Data on the Russian invasion of Ukraine available in near-real time
Written by Morgan Sherburne
In order to track and share data on violent events unfolding in Ukraine, a University of Michigan researcher has developed a platform that collects this information in almost real time.
Political scientist Yuri Zhukov has launched VIINA: Violent Incident Information from News Articles on the 2022 Russian Invasion of Ukraine. VIINA is a near-real time multisource event data system for the invasion.
“I wanted to make these data available immediately because media sites in both countries are already being shut down, due to either censorship (in Russia) or military operations (in Ukraine),” said Zhukov, associate professor of political science and research associate professor at the Institute for Social Research’s Center for Political Studies. “It is thus essential that researchers have access to information about the war, as reported across media organizations and other actors in the information space.”

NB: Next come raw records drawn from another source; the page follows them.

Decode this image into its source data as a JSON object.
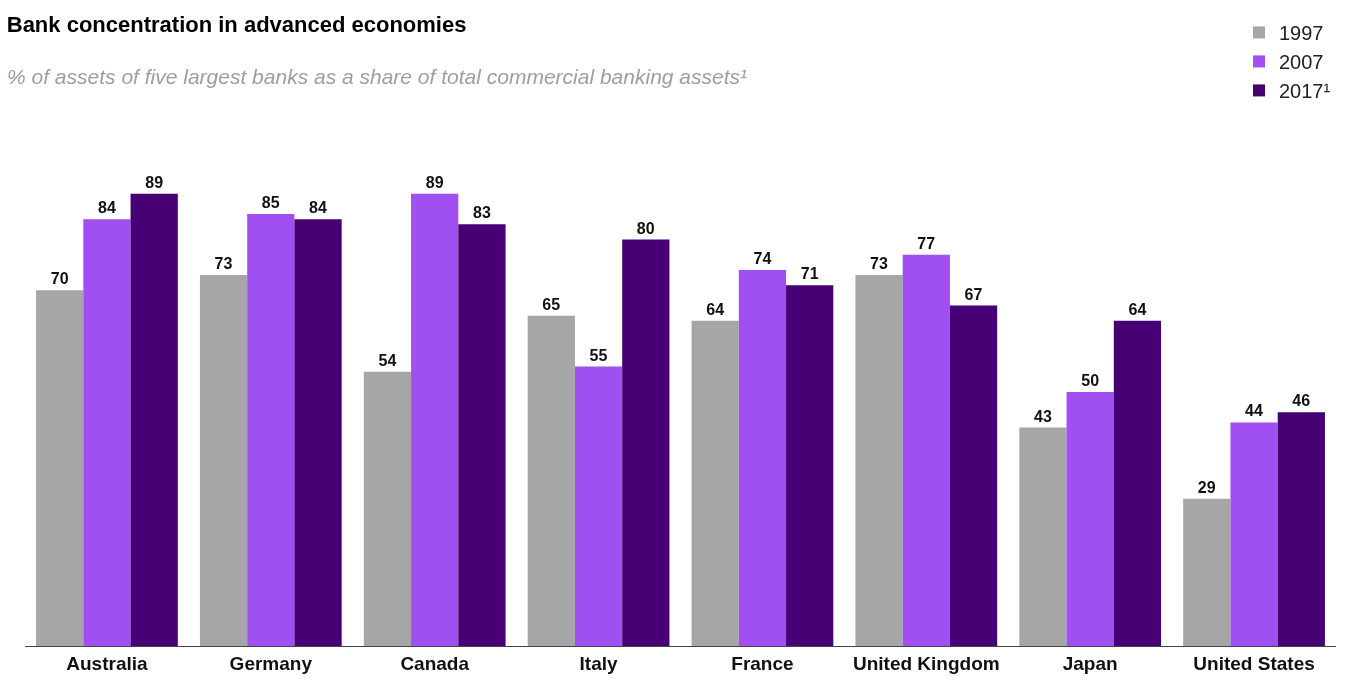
{
  "chart_data": {
    "type": "bar",
    "title": "Bank concentration in advanced economies",
    "subtitle": "% of assets of five largest banks as a share of total commercial banking assets¹",
    "categories": [
      "Australia",
      "Germany",
      "Canada",
      "Italy",
      "France",
      "United Kingdom",
      "Japan",
      "United States"
    ],
    "series": [
      {
        "name": "1997",
        "color": "#a6a6a6",
        "values": [
          70,
          73,
          54,
          65,
          64,
          73,
          43,
          29
        ]
      },
      {
        "name": "2007",
        "color": "#a050f0",
        "values": [
          84,
          85,
          89,
          55,
          74,
          77,
          50,
          44
        ]
      },
      {
        "name": "2017¹",
        "color": "#460073",
        "values": [
          89,
          84,
          83,
          80,
          71,
          67,
          64,
          46
        ]
      }
    ],
    "data_labels": true,
    "legend": "top right"
  }
}
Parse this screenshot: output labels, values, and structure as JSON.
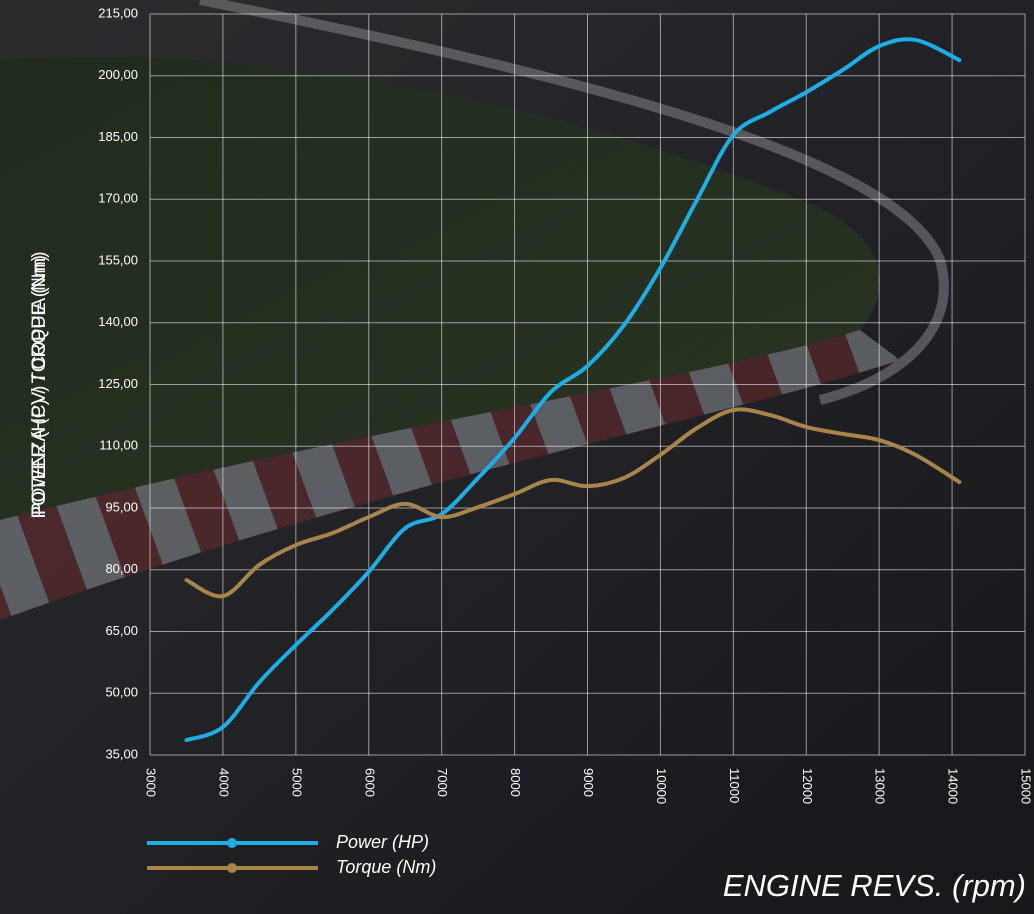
{
  "chart_data": {
    "type": "line",
    "y_labels": [
      "POTENZA (CV) / COPPIA (Nm)",
      "POWER (HP) / TORQUE (Nm)"
    ],
    "x_label": "ENGINE REVS. (rpm)",
    "x": [
      3500,
      4000,
      4500,
      5000,
      5500,
      6000,
      6500,
      7000,
      7500,
      8000,
      8500,
      9000,
      9500,
      10000,
      10500,
      11000,
      11500,
      12000,
      12500,
      13000,
      13500,
      14100
    ],
    "series": [
      {
        "name": "Power (HP)",
        "color": "#1eaee6",
        "values": [
          38.6,
          41.8,
          52.7,
          61.7,
          70.2,
          79.5,
          90.1,
          93.5,
          102.3,
          112.0,
          123.2,
          129.5,
          139.4,
          153.3,
          169.8,
          185.6,
          191.2,
          196.0,
          201.4,
          207.2,
          208.7,
          203.8
        ]
      },
      {
        "name": "Torque (Nm)",
        "color": "#a8864a",
        "values": [
          77.5,
          73.6,
          81.2,
          86.0,
          88.9,
          92.8,
          96.0,
          92.8,
          95.2,
          98.4,
          101.8,
          100.3,
          102.3,
          107.9,
          114.4,
          118.8,
          117.6,
          114.7,
          113.0,
          111.5,
          107.9,
          101.3
        ]
      }
    ],
    "xlim": [
      3000,
      15000
    ],
    "xticks": [
      3000,
      4000,
      5000,
      6000,
      7000,
      8000,
      9000,
      10000,
      11000,
      12000,
      13000,
      14000,
      15000
    ],
    "ylim": [
      35,
      215
    ],
    "yticks": [
      {
        "value": 35,
        "label": "35,00"
      },
      {
        "value": 50,
        "label": "50,00"
      },
      {
        "value": 65,
        "label": "65,00"
      },
      {
        "value": 80,
        "label": "80,00"
      },
      {
        "value": 95,
        "label": "95,00"
      },
      {
        "value": 110,
        "label": "110,00"
      },
      {
        "value": 125,
        "label": "125,00"
      },
      {
        "value": 140,
        "label": "140,00"
      },
      {
        "value": 155,
        "label": "155,00"
      },
      {
        "value": 170,
        "label": "170,00"
      },
      {
        "value": 185,
        "label": "185,00"
      },
      {
        "value": 200,
        "label": "200,00"
      },
      {
        "value": 215,
        "label": "215,00"
      }
    ],
    "grid": true
  }
}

While different media cover different types of events, VIINA’s multisource approach will capture a more accurate picture of events as they unfold. The platform allows researchers to access data based on news reports from Ukrainian and Russian media, which have been geocoded and classified into standard conflict event categories through machine learning.
VIINA is freely available for use by students, journalists, policymakers and researchers. Using an automated web scraping routine that runs every six hours, VIINA extracts the text of news reports published by each source and their associated metadata, including publication time, date and web urls. GIS-ready data can be downloaded from VIINA, with temporal precision down to the minute.

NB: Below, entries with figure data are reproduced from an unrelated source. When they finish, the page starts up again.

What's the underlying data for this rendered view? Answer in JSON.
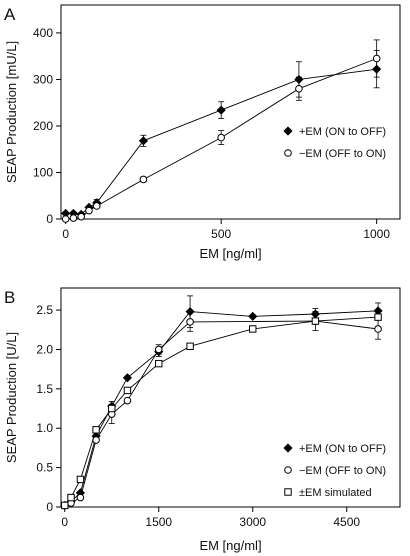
{
  "chart_data": [
    {
      "type": "line",
      "panel_label": "A",
      "xlabel": "EM [ng/ml]",
      "ylabel": "SEAP Production  [mU/L]",
      "xlim": [
        -15,
        1075
      ],
      "ylim": [
        0,
        460
      ],
      "xticks": [
        0,
        500,
        1000
      ],
      "yticks": [
        0,
        100,
        200,
        300,
        400
      ],
      "grid": false,
      "legend_position": "right-center",
      "series": [
        {
          "name": "+EM (ON to OFF)",
          "marker": "filled-diamond",
          "points": [
            {
              "x": 0,
              "y": 12,
              "err": 0
            },
            {
              "x": 25,
              "y": 12,
              "err": 0
            },
            {
              "x": 50,
              "y": 10,
              "err": 0
            },
            {
              "x": 75,
              "y": 25,
              "err": 0
            },
            {
              "x": 100,
              "y": 35,
              "err": 7
            },
            {
              "x": 250,
              "y": 168,
              "err": 12
            },
            {
              "x": 500,
              "y": 234,
              "err": 18
            },
            {
              "x": 750,
              "y": 300,
              "err": 38
            },
            {
              "x": 1000,
              "y": 322,
              "err": 40
            }
          ]
        },
        {
          "name": "−EM (OFF to ON)",
          "marker": "open-circle",
          "points": [
            {
              "x": 0,
              "y": 0,
              "err": 0
            },
            {
              "x": 25,
              "y": 2,
              "err": 0
            },
            {
              "x": 50,
              "y": 5,
              "err": 0
            },
            {
              "x": 75,
              "y": 18,
              "err": 0
            },
            {
              "x": 100,
              "y": 28,
              "err": 0
            },
            {
              "x": 250,
              "y": 85,
              "err": 5
            },
            {
              "x": 500,
              "y": 175,
              "err": 15
            },
            {
              "x": 750,
              "y": 280,
              "err": 25
            },
            {
              "x": 1000,
              "y": 345,
              "err": 40
            }
          ]
        }
      ]
    },
    {
      "type": "line",
      "panel_label": "B",
      "xlabel": "EM [ng/ml]",
      "ylabel": "SEAP Production  [U/L]",
      "xlim": [
        -60,
        5350
      ],
      "ylim": [
        0,
        2.78
      ],
      "xticks": [
        0,
        1500,
        3000,
        4500
      ],
      "yticks": [
        0,
        0.5,
        1.0,
        1.5,
        2.0,
        2.5
      ],
      "ytick_labels": [
        "0",
        "0.5",
        "1.0",
        "1.5",
        "2.0",
        "2.5"
      ],
      "grid": false,
      "legend_position": "right-bottom",
      "series": [
        {
          "name": "+EM (ON to OFF)",
          "marker": "filled-diamond",
          "points": [
            {
              "x": 0,
              "y": 0.02,
              "err": 0
            },
            {
              "x": 100,
              "y": 0.07,
              "err": 0
            },
            {
              "x": 250,
              "y": 0.18,
              "err": 0
            },
            {
              "x": 500,
              "y": 0.9,
              "err": 0
            },
            {
              "x": 750,
              "y": 1.28,
              "err": 0.06
            },
            {
              "x": 1000,
              "y": 1.64,
              "err": 0
            },
            {
              "x": 1500,
              "y": 1.97,
              "err": 0.06
            },
            {
              "x": 2000,
              "y": 2.48,
              "err": 0.2
            },
            {
              "x": 3000,
              "y": 2.42,
              "err": 0
            },
            {
              "x": 4000,
              "y": 2.45,
              "err": 0.07
            },
            {
              "x": 5000,
              "y": 2.49,
              "err": 0.1
            }
          ]
        },
        {
          "name": "−EM (OFF to ON)",
          "marker": "open-circle",
          "points": [
            {
              "x": 0,
              "y": 0.02,
              "err": 0
            },
            {
              "x": 100,
              "y": 0.05,
              "err": 0
            },
            {
              "x": 250,
              "y": 0.12,
              "err": 0
            },
            {
              "x": 500,
              "y": 0.85,
              "err": 0
            },
            {
              "x": 750,
              "y": 1.18,
              "err": 0.12
            },
            {
              "x": 1000,
              "y": 1.35,
              "err": 0
            },
            {
              "x": 1500,
              "y": 2.0,
              "err": 0.06
            },
            {
              "x": 2000,
              "y": 2.35,
              "err": 0.12
            },
            {
              "x": 4000,
              "y": 2.36,
              "err": 0.12
            },
            {
              "x": 5000,
              "y": 2.26,
              "err": 0.13
            }
          ]
        },
        {
          "name": "±EM simulated",
          "marker": "open-square",
          "points": [
            {
              "x": 0,
              "y": 0.02,
              "err": 0
            },
            {
              "x": 100,
              "y": 0.12,
              "err": 0
            },
            {
              "x": 250,
              "y": 0.35,
              "err": 0
            },
            {
              "x": 500,
              "y": 0.98,
              "err": 0
            },
            {
              "x": 750,
              "y": 1.25,
              "err": 0
            },
            {
              "x": 1000,
              "y": 1.48,
              "err": 0
            },
            {
              "x": 1500,
              "y": 1.82,
              "err": 0
            },
            {
              "x": 2000,
              "y": 2.04,
              "err": 0
            },
            {
              "x": 3000,
              "y": 2.26,
              "err": 0
            },
            {
              "x": 4000,
              "y": 2.36,
              "err": 0
            },
            {
              "x": 5000,
              "y": 2.41,
              "err": 0
            }
          ]
        }
      ]
    }
  ]
}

VIINA draws on news reports from a variety of Ukrainian and Russian news providers. Data sources currently include news wires, TV stations, newspapers and online publications in both countries.
Zhukov plans to expand these sources as the conflict unfolds, to include OSINT social media feeds and other key sources. The set of sources may also change as the war unfolds because of interruptions to journalistic activity from military operations, cyberattacks and state censorship, as well as the availability of new data from other information providers.